Because semantic aphasia is rarely gross, it is often overlooked by neurologists. Identification of speech disorders is possible only when performing special tasks. Verification of the type of cerebral lesion requires instrumental studies. The following examinations are of the greatest diagnostic value:

  • Neurologist’s consultation. Includes the collection of anamnesis: the presence of TBI, contact with an infectious patient, the first signs of the disease, the nature and pace of their development. In the neurological status, asymmetry of reflexes, moderate right-sided hemiparesis, and hemihypesthesia are possible. With the help of special testing, a disorder of spatial gnosis and praxis, acalculia, is revealed.
  • Speech therapist consultation . Diagnoses difficult perception of complex utterances, violations of word semantics, spatial-constructive relationships, elements of amnesia when searching for the required word. The study of auditory-speech memory does not determine pathology. Articulation is completely preserved. Writing and reading is difficult when dealing with grammatically complex sentences.
  • MRI of the brain . Neuroimaging of the TPO zone makes it possible to determine the size and nature of its lesion. Most often, post-stroke foci are observed. It is possible to identify inflammatory foci, atrophic foci, abscess, tumors, brain cysts. In case of contraindications to MRI, the presence of a hematoma, a cerebral CT scan may be required.
  • Cerebrovascular studies. Assessment of hemodynamics is carried out using transcranial ultrasound , duplex scanning, MRI of cerebral vessels . The examination makes it possible to diagnose hemodynamic disorders in the basin of the left middle cerebral artery.
  • Lumbar puncture . It is performed under the assumption of the presence of neuroinfection. It makes it possible to assess the cerebrospinal fluid pressure and obtain cerebrospinal fluid. In the case of an inflammatory nature of the disease, analysis of the cerebrospinal fluid reveals cytosis with a predominance of leuko- or lymphocytes, a moderate increase in protein.

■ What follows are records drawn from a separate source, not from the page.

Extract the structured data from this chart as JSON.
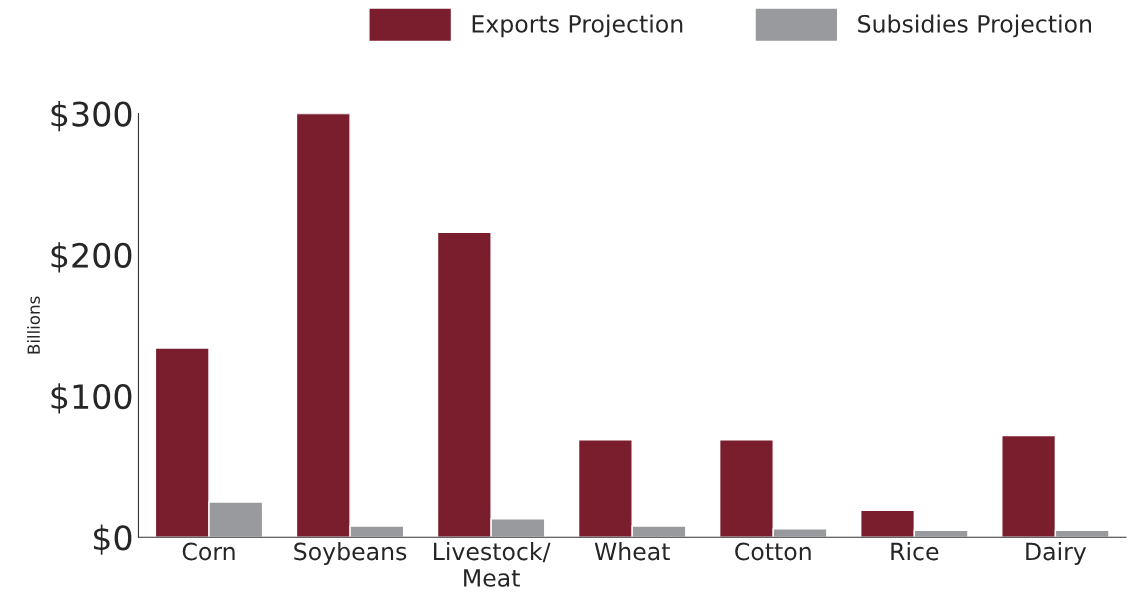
{
  "chart_data": {
    "type": "bar",
    "ylabel": "Billions",
    "categories": [
      "Corn",
      "Soybeans",
      "Livestock/\nMeat",
      "Wheat",
      "Cotton",
      "Rice",
      "Dairy"
    ],
    "series": [
      {
        "name": "Exports Projection",
        "color": "#7a1e2e",
        "values": [
          134,
          300,
          216,
          69,
          69,
          19,
          72
        ]
      },
      {
        "name": "Subsidies Projection",
        "color": "#999a9e",
        "values": [
          25,
          8,
          13,
          8,
          6,
          5,
          5
        ]
      }
    ],
    "ylim": [
      0,
      300
    ],
    "yticks": [
      {
        "value": 0,
        "label": "$0"
      },
      {
        "value": 100,
        "label": "$100"
      },
      {
        "value": 200,
        "label": "$200"
      },
      {
        "value": 300,
        "label": "$300"
      }
    ],
    "grid": false,
    "legend": "top"
  }
}
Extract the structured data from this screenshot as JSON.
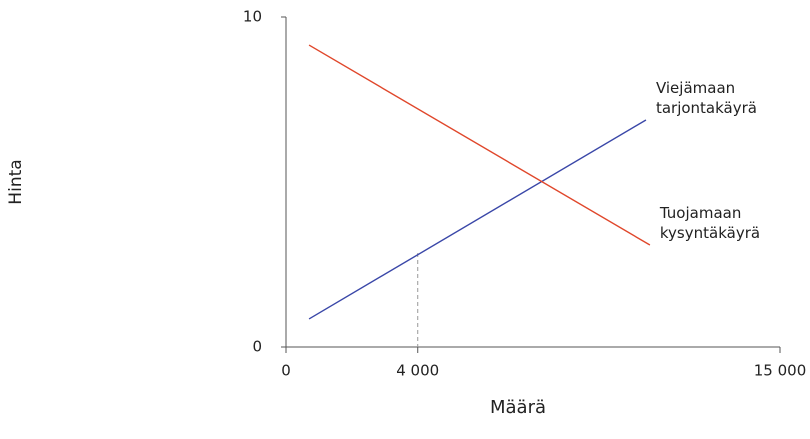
{
  "chart_data": {
    "type": "line",
    "x_label": "Määrä",
    "y_label": "Hinta",
    "xlim": [
      0,
      15000
    ],
    "ylim": [
      0,
      10
    ],
    "xticks": [
      0,
      {
        "value": 4000,
        "label": "4 000"
      },
      {
        "value": 15000,
        "label": "15 000"
      }
    ],
    "yticks": [
      0,
      10
    ],
    "series": [
      {
        "name_lines": [
          "Viejämaan",
          "tarjontakäyrä"
        ],
        "color": "#3a47a8",
        "x": [
          700,
          10930
        ],
        "values": [
          0.85,
          6.88
        ]
      },
      {
        "name_lines": [
          "Tuojamaan",
          "kysyntäkäyrä"
        ],
        "color": "#e0472b",
        "x": [
          700,
          11050
        ],
        "values": [
          9.15,
          3.09
        ]
      }
    ],
    "reference_lines": [
      {
        "x": 4000,
        "y": 2.85,
        "color": "#999999"
      }
    ]
  }
}
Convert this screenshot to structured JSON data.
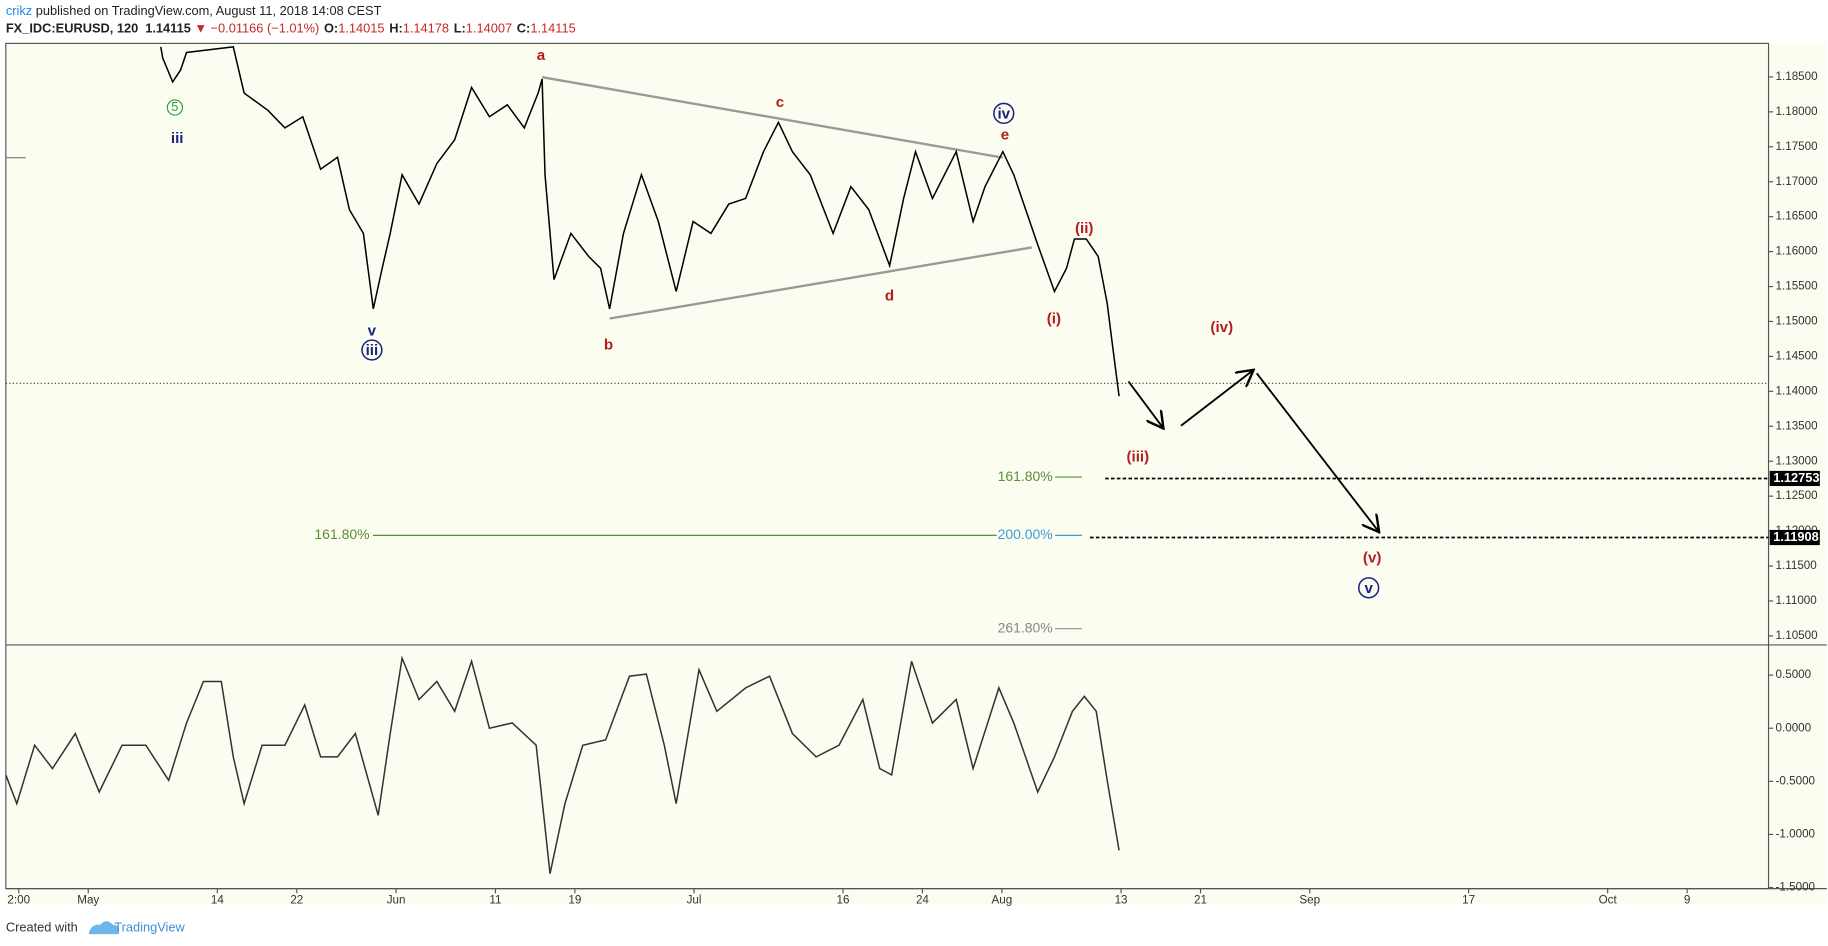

Differential diagnosis is carried out with other speech disordersAphasia differs from dysarthria in the complete preservation of the functioning of the articulatory organs. In contrast to the acoustic-gnostic, acoustic-mnestic aphasia , the semantic aphasia proceeds with the preservation of phonemic perception, auditory-speech memory. Dynamic aphasia is characterized by the limitation of expressive speech, stereotyped utterances, semantic aphasia – by the normal volume of speech production.

Semantic aphasia treatment

Speech rehabilitation begins against the background of etiotropic therapy aimed at eliminating the causative pathology, and continues in parallel with other methods of restorative treatment. Since a mild speech defect does not significantly limit the patient’s communicative abilities, its correction is carried out if the patient is aware and wants to correct the existing dysfunction. Rehabilitation work is carried out by a neurologist, speech therapist, neuropsychologist, rehabilitologist against the background of medication neuroprotective therapy with nootropics, neurometabolites, vasoactive pharmaceuticals. The main stages of speech therapy correction are:

  • Restoration of visual-spatial perception . Achieved by exercises with drawing up pictures, arranging objects according to the task, indicating cause-and-effect relationships. In case of gross manifestations, an analysis of the body scheme is carried out.
  • Restoration of semantics . The analysis of various grammatical forms of the word, the differentiation of logical and grammatical turns, the selection of synonyms / antonyms, the interpretation of persistent speech utterances is carried out. The use of words in various grammatical constructions is being developed.
  • Recovery of counting operations. Severe semantic aphasia requires the restoration of the perception of mathematical signs, the ability to solve the simplest examples. With an average severity of violations, the stages of solving complex mathematical expressions are analyzed, with an easy one – logical problems.